Unlike 8-wave ping-pong where half the waves are "idle" each phase, here every wave is always productive — doing both compute and memory.

✓

Best For: Attention

FlashAttention and similar kernels are compute-heavy with large accumulator state. The extra registers from 4-wave mode enable larger tiles and better data reuse.

📈

Result

Achieves 2.3× speedup on GQA (Grouped Query Attention) backwards pass compared to naive implementations.

Section 4

The Chiplet Problem: MI300X/MI355X

AMD's multi-chiplet architecture introduces new challenges: 8 XCDs with private L2 caches that don't automatically share data.

Problem

Naive Row-Major Scheduling

Each XCD processes different data regions

8 XCDs — No Data Locality

XCD0

XCD1

XCD2

XCD3

XCD4

XCD5

XCD6

XCD7

Each XCD processes different rows → No L2 cache sharing

36%

L2 Cache Hit Rate

⚠️

Private L2 Caches

Each XCD has its own private L2 cache. When XCD0 loads matrix A row 0 and XCD1 loads row 1, there's no cache sharing — both must go to LLC/HBM.

🔥

Cache Thrashing

Row-major scheduling spreads work across all 8 XCDs. Each loads different data, thrashing the shared LLC and wasting HBM bandwidth.

Solution

XCD Grouping + Hierarchical Traversal

Group XCDs to maximize L2 reuse

8 XCDs — Grouped for Data Locality

XCD0

XCD1

XCD2

XCD3

XCD4

XCD5

XCD6

XCD7

Group A

Group B

15.1 → 18.3 TB/s

Effective Memory Bandwidth

🎯

XCD Grouping

Group XCDs that work on adjacent tiles. XCDs in the same group share common matrix rows/columns, enabling L2 cache reuse within the group.

📐

Windowed Traversal

Instead of row-major order, use a "windowed" tile traversal that keeps adjacent XCDs working on overlapping data regions.

19% Faster

Memory bandwidth improvement

🏗️

MI300X Architecture

MI300X has 8 XCDs (Accelerator Complex Dies), each with its own L2 cache. All XCDs share a unified HBM memory pool through a shared Last Level Cache (LLC).

📊

Cache Hierarchy

L1 (per CU) → L2 (per XCD, private) → LLC (shared, last level) → HBM (global memory). The L2 cache is the key optimization target for chiplet-aware scheduling.

Section 5

Pattern Selection Guide

Which HipKittens pattern to use based on your workload characteristics.

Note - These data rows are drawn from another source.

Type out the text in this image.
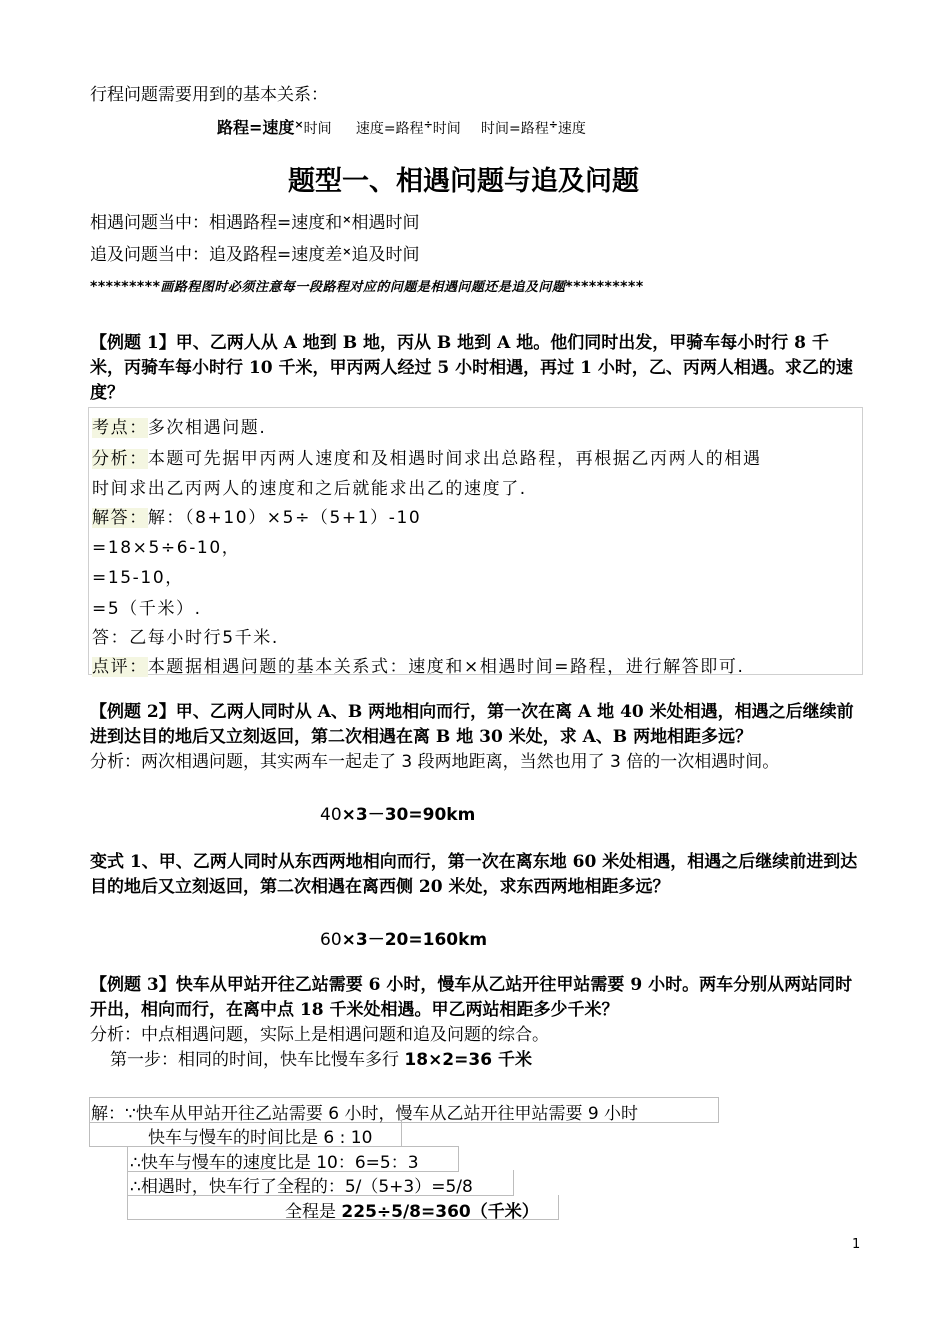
行程问题需要用到的基本关系：
路程=速度×时间 速度=路程÷时间 时间=路程÷速度
题型一、相遇问题与追及问题
相遇问题当中：相遇路程=速度和×相遇时间
追及问题当中：追及路程=速度差×追及时间
*********画路程图时必须注意每一段路程对应的问题是相遇问题还是追及问题**********
【例题 1】甲、乙两人从 A 地到 B 地，丙从 B 地到 A 地。他们同时出发，甲骑车每小时行 8 千米，丙骑车每小时行 10 千米，甲丙两人经过 5 小时相遇，再过 1 小时，乙、丙两人相遇。求乙的速度？
考点：多次相遇问题.
分析：本题可先据甲丙两人速度和及相遇时间求出总路程，再根据乙丙两人的相遇
时间求出乙丙两人的速度和之后就能求出乙的速度了.
解答：解：（8+10）×5÷（5+1）-10
=18×5÷6-10，
=15-10，
=5（千米）.
答：乙每小时行5千米.
点评：本题据相遇问题的基本关系式：速度和×相遇时间=路程，进行解答即可.
【例题 2】甲、乙两人同时从 A、B 两地相向而行，第一次在离 A 地 40 米处相遇，相遇之后继续前进到达目的地后又立刻返回，第二次相遇在离 B 地 30 米处，求 A、B 两地相距多远？
分析：两次相遇问题，其实两车一起走了 3 段两地距离，当然也用了 3 倍的一次相遇时间。
40×3－30=90km
变式 1、甲、乙两人同时从东西两地相向而行，第一次在离东地 60 米处相遇，相遇之后继续前进到达目的地后又立刻返回，第二次相遇在离西侧 20 米处，求东西两地相距多远？
60×3－20=160km
【例题 3】快车从甲站开往乙站需要 6 小时，慢车从乙站开往甲站需要 9 小时。两车分别从两站同时开出，相向而行，在离中点 18 千米处相遇。甲乙两站相距多少千米？
分析：中点相遇问题，实际上是相遇问题和追及问题的综合。
第一步：相同的时间，快车比慢车多行 18×2=36 千米
解：∵快车从甲站开往乙站需要 6 小时，慢车从乙站开往甲站需要 9 小时
快车与慢车的时间比是 6 : 10
∴快车与慢车的速度比是 10：6=5：3
∴相遇时，快车行了全程的：5/（5+3）=5/8
全程是 225÷5/8=360（千米）
1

Workload	Characteristic	Pattern	Result
GEMM	Balanced compute/memory	8-Wave Ping-Pong	98% peak TFLOPS
FlashAttention Fwd	Compute-heavy, large state	4-Wave Interleave	Near-optimal
GQA Attention Bwd	Heavily compute-bound	4-Wave Interleave	2.3× speedup
Multi-XCD Kernels	Data locality critical	XCD Grouping	19% improvement

📊

NVIDIA vs AMD Summary

Aspect	NVIDIA	AMD
Registers	Dynamic reallocation	Static division
Sync Primitive	mbarrier (async)	LDS barriers
Matrix Ops	WGMMA (async)	MFMA (sync)
L2 Cache	Unified	Per-XCD (private)
Wave Spec.	Native support	Ping-pong/Interleave

💡

Key Takeaways

1. Don't Copy NVIDIA Patterns Blindly

Wave specialization that works on NVIDIA fails on AMD. Understand the architectural differences.

2. Choose Pattern by Workload

8-wave ping-pong for balanced workloads, 4-wave interleave for compute-heavy kernels.

3. Mind the Chiplets

On MI300X/MI355X, L2 cache is per-XCD. Use XCD grouping for data locality.